Mr DUNHAM (Health, Family and Children’s Services): Mr Speaker, I welcome the question. I didn’t get to hear Dr Bauert this morning, but I understand one of the things he did say is that, unlike Dr Green, he would happily take his family there for treatment. So would I. In fact, I have done so. I have sat in accident and emergency. It is not a pleasant place to sit, but I have sat in there waiting for kids to be sutured or whatever and I have been confident in the treatment they have received.

Before I go further, I table for the benefit of honourable members the real letter of Dr Green. Unfortunately, as happens from time to time in this House, the letter that was tabled yesterday is actually not Dr Green’s letter. I will say that the actual letter that was received by the medical superintendent is, in nearly all cases, pretty much the same for all intents. So I won’t say it’s a forging-and-uttering problem. But I will say that I believe we should be quoting from the letter that Dr Green sent, rather than the facsimile that was produced yesterday. This one is actually signed. The one yesterday was unsigned. So let’s start there.

Mr Stirling: They’re substantially the same.

Mr DUNHAM: Yes, substantially the same. The difference is that one is signed and one is not, and the date is changed. There are a couple of minor things in there. I think one must be accurate in this House, and that’s what we’re attempting to be this morning.

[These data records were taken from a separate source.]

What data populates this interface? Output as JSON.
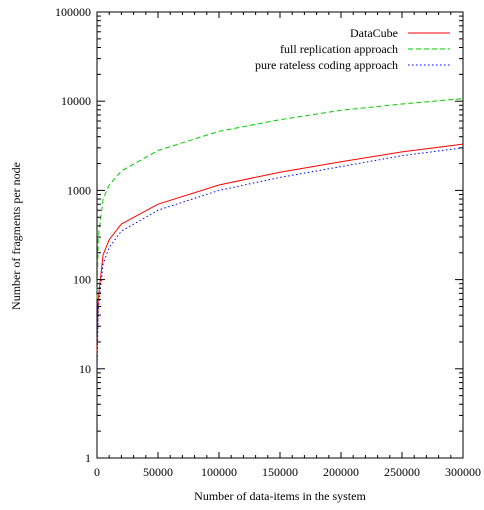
{
  "chart_data": {
    "type": "line",
    "title": "",
    "xlabel": "Number of data-items in the system",
    "ylabel": "Number of fragments per node",
    "xlim": [
      0,
      300000
    ],
    "ylim": [
      1,
      100000
    ],
    "yscale": "log",
    "grid": false,
    "legend_position": "top-right",
    "x_ticks": [
      0,
      50000,
      100000,
      150000,
      200000,
      250000,
      300000
    ],
    "x_tick_labels": [
      "0",
      "50000",
      "100000",
      "150000",
      "200000",
      "250000",
      "300000"
    ],
    "y_ticks": [
      1,
      10,
      100,
      1000,
      10000,
      100000
    ],
    "y_tick_labels": [
      "1",
      "10",
      "100",
      "1000",
      "10000",
      "100000"
    ],
    "x": [
      100,
      1000,
      5000,
      10000,
      20000,
      50000,
      100000,
      150000,
      200000,
      250000,
      300000
    ],
    "series": [
      {
        "name": "DataCube",
        "color": "#ff0000",
        "dash": "solid",
        "values": [
          15,
          60,
          190,
          280,
          420,
          700,
          1150,
          1600,
          2100,
          2700,
          3300
        ]
      },
      {
        "name": "full replication  approach",
        "color": "#00cc00",
        "dash": "dashed",
        "values": [
          60,
          290,
          800,
          1150,
          1650,
          2800,
          4600,
          6200,
          7900,
          9300,
          10700
        ]
      },
      {
        "name": "pure rateless coding approach",
        "color": "#0000ff",
        "dash": "dotted",
        "values": [
          10,
          45,
          150,
          230,
          350,
          600,
          1000,
          1400,
          1850,
          2450,
          3000
        ]
      }
    ]
  }
}
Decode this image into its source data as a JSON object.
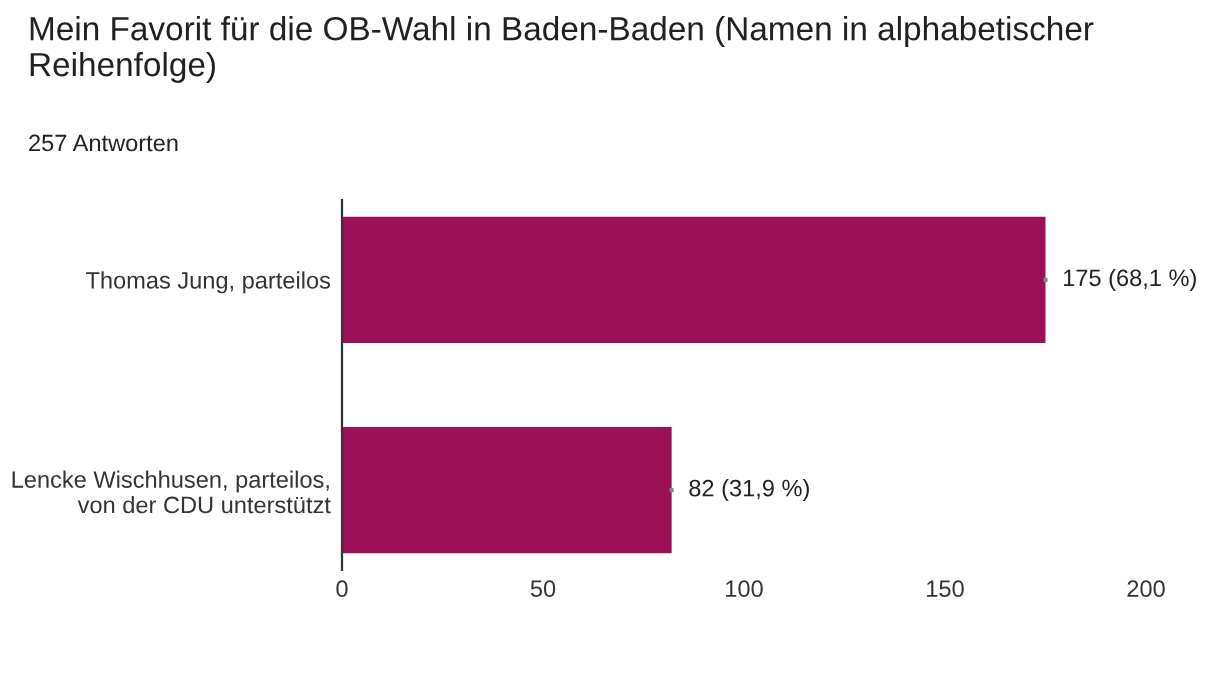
{
  "chart_data": {
    "type": "bar",
    "orientation": "horizontal",
    "title": "Mein Favorit für die OB-Wahl in Baden-Baden (Namen in alphabetischer Reihenfolge)",
    "subtitle": "257 Antworten",
    "categories": [
      "Thomas Jung, parteilos",
      "Lencke Wischhusen, parteilos,\nvon der CDU unterstützt"
    ],
    "values": [
      175,
      82
    ],
    "color": "#9c1057",
    "value_labels": [
      "175 (68,1 %)",
      "82 (31,9 %)"
    ],
    "xlim": [
      0,
      200
    ],
    "xticks": [
      0,
      50,
      100,
      150,
      200
    ],
    "grid": false
  }
}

The Leader of the Opposition has run the case that she’s not sure whether we’re dithering and whether the money is really there. She sat through the appropriation debate. She knows those numbers are real. She knows that the $6m is as good as having it in the bank. The opposition sometimes accuses us of a lack of consultation. When we do consult, when we do talk to people who have an interest in something, they call it bureaucratic dithering. We’ve consulted and we’re proud that we’ve consulted.

The original proposition was to substantially modify, alter and renovate the existing accident and emergency department. When we - including Dr Green, I might add - looked at that in more depth, we found that it was really better to get back to taws, start with a greenfield site and build an accident and emergency department that was contemporary. The present one is now 19 years old and was designed substantially before that. We didn’t anticipate that we’d be getting the throughput we get now. That’s not ‘we’ so much as the Commonwealth, which had capacity in this place at that time. And emergency medicine has changed remarkably. It’s now a speciality whereas previously it wasn’t.

Yes, 19 years down the track we have decided we will build a new A&E. I think it is an entirely responsible thing for the government to talk to the other stakeholders in it - not just the emergency specialists but also the other departments that hang off it like the imaging department and the intensive care unit. There is also some scope for us to look at a better relationship with our next-door neighbour, Darwin Private Hospital, making sure that when we build this facility we maximise the opportunities for the 2 hospitals to be in a win/win situation.

I am pleased to have the opportunity to tell the House all this. We have already told the shadow spokesman. He sat in my office. He’s seen the plans. He knows that what we’re doing is a good, reasonable and responsible thing for government to do. In consultation, I even speak to the opposition. I even allowed the opposition to have a look at this. I think that is a good thing for a consultative, open, transparent and responsible government to do.